— Alors que me reprochez-vous ? interrompis-je.
— Oh ! que vous me comprenez mal, cher Michel ; pour un coup que je fais la sottise d’essayer de professer ma foi !... Si je me soucie peu, Michel, de l’approbation ou de la désapprobation des hommes, ce n’est pas pour venir approuver ou désapprouver à mon tour ; ces mots n’ont pour moi pas grand sens. J’ai parlé beaucoup trop de moi tout à l’heure ; de me croire compris m’entraînait... Je voulais simplement vous dire que, pour quelqu’un qui n’a pas le sens de la propriété, vous semblez posséder beaucoup ; c’est grave.
— Que possédé-je tant ?
— Rien, si vous le prenez sur ce ton... Mais n’ouvrez-vous pas votre cours ? N’êtes-vous pas propriétaire en Normandie ? Ne venez-vous pas de vous installer, et luxueusement, à Passy ? Vous êtes marié. N’attendez-vous pas un enfant ?
— Eh bien ! dis-je impatienté, cela prouve simplement que j’ai su me faire une vie plus « dangereuse » (comme vous dites) que la vôtre.
— Oui, simplement, redit ironiquement Ménalque ; puis, se retournant brusquement, et me tendant la main :
— Allons, adieu ; voilà qui suffit pour ce soir, et nous ne dirions rien de mieux. Mais, à bientôt.

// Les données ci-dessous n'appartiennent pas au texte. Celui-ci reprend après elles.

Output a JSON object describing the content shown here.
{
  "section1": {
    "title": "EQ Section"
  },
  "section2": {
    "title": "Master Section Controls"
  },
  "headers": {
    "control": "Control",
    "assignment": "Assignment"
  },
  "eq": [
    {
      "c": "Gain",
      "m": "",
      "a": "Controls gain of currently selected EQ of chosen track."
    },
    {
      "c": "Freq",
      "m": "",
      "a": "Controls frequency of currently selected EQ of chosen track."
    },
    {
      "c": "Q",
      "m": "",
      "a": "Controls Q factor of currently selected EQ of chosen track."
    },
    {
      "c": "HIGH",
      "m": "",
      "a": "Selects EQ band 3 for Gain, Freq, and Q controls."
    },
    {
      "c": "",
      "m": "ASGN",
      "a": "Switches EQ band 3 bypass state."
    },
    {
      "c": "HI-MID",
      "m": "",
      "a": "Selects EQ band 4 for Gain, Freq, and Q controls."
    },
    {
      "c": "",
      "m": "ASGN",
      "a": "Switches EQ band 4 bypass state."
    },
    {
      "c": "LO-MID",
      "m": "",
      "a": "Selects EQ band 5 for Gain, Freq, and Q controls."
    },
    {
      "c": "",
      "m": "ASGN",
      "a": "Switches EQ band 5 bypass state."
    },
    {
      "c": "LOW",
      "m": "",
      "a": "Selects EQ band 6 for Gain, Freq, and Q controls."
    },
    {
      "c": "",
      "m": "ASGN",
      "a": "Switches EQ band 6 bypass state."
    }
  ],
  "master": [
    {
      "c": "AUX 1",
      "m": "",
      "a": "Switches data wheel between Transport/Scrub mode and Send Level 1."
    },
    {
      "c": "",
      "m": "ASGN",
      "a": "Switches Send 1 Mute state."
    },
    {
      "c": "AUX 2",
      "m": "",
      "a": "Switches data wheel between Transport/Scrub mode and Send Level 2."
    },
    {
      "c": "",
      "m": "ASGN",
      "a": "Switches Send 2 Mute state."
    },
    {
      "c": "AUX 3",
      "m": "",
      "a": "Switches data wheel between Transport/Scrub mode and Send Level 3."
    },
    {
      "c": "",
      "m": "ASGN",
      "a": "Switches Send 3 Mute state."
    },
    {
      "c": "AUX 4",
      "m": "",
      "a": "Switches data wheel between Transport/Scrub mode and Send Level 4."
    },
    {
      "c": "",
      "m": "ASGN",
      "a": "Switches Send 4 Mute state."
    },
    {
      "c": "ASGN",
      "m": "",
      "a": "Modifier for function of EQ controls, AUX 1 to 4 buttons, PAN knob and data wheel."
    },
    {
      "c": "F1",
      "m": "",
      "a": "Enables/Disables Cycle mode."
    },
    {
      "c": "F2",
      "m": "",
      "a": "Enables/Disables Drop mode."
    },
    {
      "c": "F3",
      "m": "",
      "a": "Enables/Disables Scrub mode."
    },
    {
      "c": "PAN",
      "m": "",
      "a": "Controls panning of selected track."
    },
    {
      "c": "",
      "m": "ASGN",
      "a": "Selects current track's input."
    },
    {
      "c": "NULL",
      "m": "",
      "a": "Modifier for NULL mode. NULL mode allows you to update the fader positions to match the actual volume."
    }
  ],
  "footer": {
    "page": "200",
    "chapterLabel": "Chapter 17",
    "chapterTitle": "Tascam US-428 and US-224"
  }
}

Je restai quelque temps sans le revoir.
De nouveaux soins, de nouveaux soucis m’occupèrent ; un savant italien me signala des documents nouveaux qu’il mit au jour et que j’étudiai longuement pour mon cours. Sentir ma première leçon mal comprise avait éperonné mon désir d’éclairer différemment et plus puissamment les suivantes ; je fus par là porté à poser en doctrine ce que je n’avais fait d’abord que hasarder à titre d’ingénieuse hypothèse. Combien d’affirmateurs doivent leur force à cette chance de n’avoir pas été compris à demi-mot ! Pour moi je ne peux discerner, je l’avoue, la part d’entêtement qui, peut-être, vint se mêler au besoin d’affirmation naturelle. Ce que j’avais de neuf à dire me parut d’autant plus urgent que j’avais plus de mal à le dire, et surtout à le faire entendre.
Mais combien les phrases, hélas ! devenaient pâles près des actes ! La vie, le moindre geste de Ménalque, n’était-il pas plus éloquent mille fois que mon cours ? Ah ! que je compris bien, dès lors, que l’enseignement presque tout moral des grands philosophes antiques ait été d’exemple autant et plus encore que de paroles !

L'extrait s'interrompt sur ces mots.